LVM III/2 Invidia – Caritas
Das zweite Bild, sah ich, hatte Monstergestalt.
Kopf, Schultern und Arme ähnelten etwa einem Menschen.
Nur die Hände waren wie die eines Bären,
Brust, Bauch und Rücken über Menschenmaß gedehnt.
Ab den Lenden ähnelte es wieder einem Mensch.
Hatte nur hölzerne Füße.
Sein Kopf war feurig.
Spuckte Flammen mit seinem Mund.
Trug kein weiteres Gewand,
sondern war ganz in Finsternis gebunden.
Beugte seine rechte Schulter über die Schatten.
Sprach:
INVIDIA - Neid
Hüte und bewache alles Übermaß.
Vertreibe alle fruchtbare Grünkraft, wo ich will.
Unterdrücke passende Worte.
Wären sie so zahlreich wie das Meer weit,
klug wie Schlangen, ich zermahle sie.
Mir können sie nicht widerstehen.
Denn ich heiße Abgrund.
Ziehe so viele an mich.
Besudele alles, was Gott wirkt.
Kann ich Leuchtendes nicht haben,
achte ich es für nichts.
Benetzen mich jene, die mich Nacht nennen,
mit ihren Wassern, trockne ich schnell.
Richte auch meine Rede wie Pfeile in die Finsternis,
verletze, die sich recht im Herzen nennen.
Denn wie Sturm sind meine Kräfte.
Alles, was mein, gebe ich dem Hass.
Geringer als ich, nährt er sich an mir.
Und wieder hörte ich aus der Sturmwolke,
wie eine Stimme diesem Bilde Antwort gab:
CARITAS - Liebe
Oh, schärfster Dreck.
Bist wie eine Viper, die sich selber sticht.
Kannst nicht ertragen,
was standhaft und ehrenvoll.
Bist auch der Götzen wider Gott,
vernichtest Völker im Unglauben.
Nennst dich daher zurecht Abgrund.
Der hält allem rechten Maß Übermaß entgegen.
Will alles zerfetzen, was in Weisheit entsteht,
damit an leuchtenden Dingen nichts gelingt.
Bin aber jener Hauch, nähre alle Grünkraft,
bringe Blüten mit reifen Äpfeln hervor.
Bin denn belehrt in aller Eingebung
von Heiligem Geist.
Lasse so hellste Bäche springen
wie Tränen einer guten Sehnsucht.
Bringe in sehr heiligen Werken
aus Tränen Wohlgeruch hervor.
Bin aber auch Regen,
wehe herab von jenem Tau.
Aus ihm lachen in frohem Leben
alle Grashalme mich an.
Trägst aber böswilligstes,
schlimmstes Gift in deinen Schwänzen.
Kannst das aber nicht vernichten.
Je mehr du wütest, umso mehr wächst es an.

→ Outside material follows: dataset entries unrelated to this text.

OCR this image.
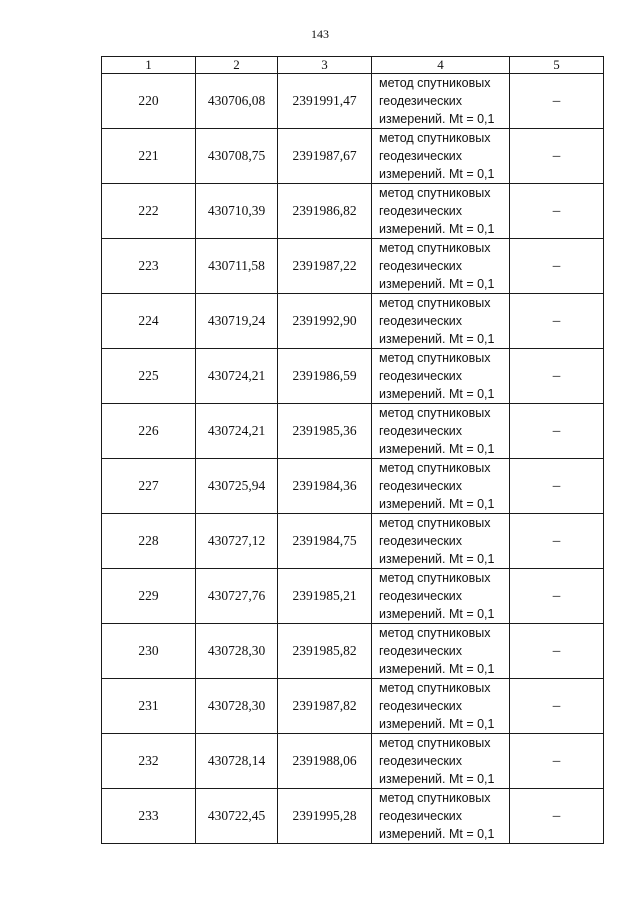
143
1	2	3	4	5
220	430706,08	2391991,47	метод спутниковых
геодезических
измерений. Mt = 0,1	–
221	430708,75	2391987,67	метод спутниковых
геодезических
измерений. Mt = 0,1	–
222	430710,39	2391986,82	метод спутниковых
геодезических
измерений. Mt = 0,1	–
223	430711,58	2391987,22	метод спутниковых
геодезических
измерений. Mt = 0,1	–
224	430719,24	2391992,90	метод спутниковых
геодезических
измерений. Mt = 0,1	–
225	430724,21	2391986,59	метод спутниковых
геодезических
измерений. Mt = 0,1	–
226	430724,21	2391985,36	метод спутниковых
геодезических
измерений. Mt = 0,1	–
227	430725,94	2391984,36	метод спутниковых
геодезических
измерений. Mt = 0,1	–
228	430727,12	2391984,75	метод спутниковых
геодезических
измерений. Mt = 0,1	–
229	430727,76	2391985,21	метод спутниковых
геодезических
измерений. Mt = 0,1	–
230	430728,30	2391985,82	метод спутниковых
геодезических
измерений. Mt = 0,1	–
231	430728,30	2391987,82	метод спутниковых
геодезических
измерений. Mt = 0,1	–
232	430728,14	2391988,06	метод спутниковых
геодезических
измерений. Mt = 0,1	–
233	430722,45	2391995,28	метод спутниковых
геодезических
измерений. Mt = 0,1	–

Wo du dich sterblich zeigst,
leben jene Kräfte,
zeigen sich in Gottes Macht
als des Weinstocks Blüten.
Bist aber lästerhafter Frevel in der Nacht,
Teufelszischen, und begehrst nichts anderes.
Sagst in deinen Größenwahn:
Völker ziehe ich an, zahlreicher als das Meer weit.
Aber scheiterst.
Wirke denn Tag und Nacht
die Kraft der Gleichheit und der Guten Tat.
Breite denn meinen Mantel über Tag und Nacht.
Vollende tags alle guten Werke.
Salbe sämtlichen nächtlichen Schmerz.
So kann mich in keinem beider Teile
jemand verklagen.
Bin denn umsichtigste Freundin an Gottes Thron.
Keinen Ratsschluss verhehlt mir Gott.
Mein ist das königliche Brautgemach.
Alles, was Gottes ist, ist auch mein.
Wo aber Gottes Sohn mit seinem Gewand
Menschenfehler fort wischt,
verbinde ich Wunden mit sanftestem Leinen.
Aber du wirst rot.
Denn der bessere Teil gehört dir nicht.